Application of Machine Learning Techniques for Inverse Prediction in Manufacturing Process Chains

2015 
The use of physics-based simulations of manufacturing processes for the prediction of material properties and defects is increasingly widespread in industry. Such simulation tools help answer “what-if” questions, and a materials engineer may have to conduct a number of simulations for decision making. In practice the engineer is often seeking a solution to an “inverse problem”, i.e., prediction of inputs/process parameters for a desired outcome. Such an inverse problem is often solved by formulating it as a constrained-optimization problem. Extensive simulation in the input-parameter space when performing the optimization is avoided by approximate response surfaces iteratively constructed using simulations executed while traversing the design space.
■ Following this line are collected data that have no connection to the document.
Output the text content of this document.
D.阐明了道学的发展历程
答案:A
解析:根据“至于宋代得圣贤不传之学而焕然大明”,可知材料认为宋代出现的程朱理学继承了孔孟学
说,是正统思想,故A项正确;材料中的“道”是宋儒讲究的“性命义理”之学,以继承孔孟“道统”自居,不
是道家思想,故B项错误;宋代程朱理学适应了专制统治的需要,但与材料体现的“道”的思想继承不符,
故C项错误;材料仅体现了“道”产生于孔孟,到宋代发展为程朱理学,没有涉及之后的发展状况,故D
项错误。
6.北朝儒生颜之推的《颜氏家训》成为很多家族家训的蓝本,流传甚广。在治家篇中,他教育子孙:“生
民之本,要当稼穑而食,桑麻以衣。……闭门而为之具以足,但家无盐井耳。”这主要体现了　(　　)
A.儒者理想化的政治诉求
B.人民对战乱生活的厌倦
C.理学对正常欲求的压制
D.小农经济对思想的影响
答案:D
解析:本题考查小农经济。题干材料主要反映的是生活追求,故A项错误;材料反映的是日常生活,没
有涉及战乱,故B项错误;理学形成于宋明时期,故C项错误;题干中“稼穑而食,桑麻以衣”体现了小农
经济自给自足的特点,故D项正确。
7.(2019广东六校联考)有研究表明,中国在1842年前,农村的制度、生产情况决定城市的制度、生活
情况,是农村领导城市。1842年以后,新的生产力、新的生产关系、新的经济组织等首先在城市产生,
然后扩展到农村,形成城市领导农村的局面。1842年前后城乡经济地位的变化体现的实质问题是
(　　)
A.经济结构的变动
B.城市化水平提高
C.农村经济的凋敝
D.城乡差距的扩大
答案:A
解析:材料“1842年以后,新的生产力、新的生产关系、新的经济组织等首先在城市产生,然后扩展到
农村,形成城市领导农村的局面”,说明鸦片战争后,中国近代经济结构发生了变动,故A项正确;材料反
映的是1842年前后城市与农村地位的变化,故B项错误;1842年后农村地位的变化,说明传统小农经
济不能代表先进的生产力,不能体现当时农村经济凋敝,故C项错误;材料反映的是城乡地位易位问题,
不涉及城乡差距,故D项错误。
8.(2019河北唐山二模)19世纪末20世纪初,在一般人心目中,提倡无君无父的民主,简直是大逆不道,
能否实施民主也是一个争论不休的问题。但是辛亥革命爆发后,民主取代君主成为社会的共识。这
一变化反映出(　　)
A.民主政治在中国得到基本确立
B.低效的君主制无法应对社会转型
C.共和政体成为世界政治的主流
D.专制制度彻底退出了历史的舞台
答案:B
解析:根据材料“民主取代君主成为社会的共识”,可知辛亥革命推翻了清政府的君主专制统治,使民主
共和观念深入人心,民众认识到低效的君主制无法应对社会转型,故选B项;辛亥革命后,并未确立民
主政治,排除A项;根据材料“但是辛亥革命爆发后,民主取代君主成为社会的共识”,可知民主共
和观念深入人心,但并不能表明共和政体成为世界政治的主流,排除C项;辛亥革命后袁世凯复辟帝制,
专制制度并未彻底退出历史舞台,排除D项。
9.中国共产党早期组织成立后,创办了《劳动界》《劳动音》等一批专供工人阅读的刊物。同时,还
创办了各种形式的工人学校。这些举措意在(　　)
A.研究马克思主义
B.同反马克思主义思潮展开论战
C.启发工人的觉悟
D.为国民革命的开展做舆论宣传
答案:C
In this paper, we present a case study on the application of machine learning techniques to address such inverse problems. Specifically, using data from physics-based simulations, we explore the use of two different kinds of models constructed by machine learning. The first approach constructs a “generativemodel (a Bayesian network), from which input values can be obtained directly from output values, without the need of an optimization step. It does however need additional knowledge in the form of conditional (in)-dependences between process parameters, intermediate state variables, and outputs. The second is a purely predictive machine learning model capturing complex non-linearity followed by the use of optimization methods (simulated annealing) for inverse prediction. We present results for modelling of a heat treatment process chain involving carburization, quenching and tempering. Our findings are as follows: For the range of output-values we examined, the predictive model performs better than the generative model. However the generative model has the ability to discover multiple solutions to the inverse problem, unlike in the traditional response-surface-based design of experiments. Thus the generative approach may prove more useful for exploratory industrial practice in the long run.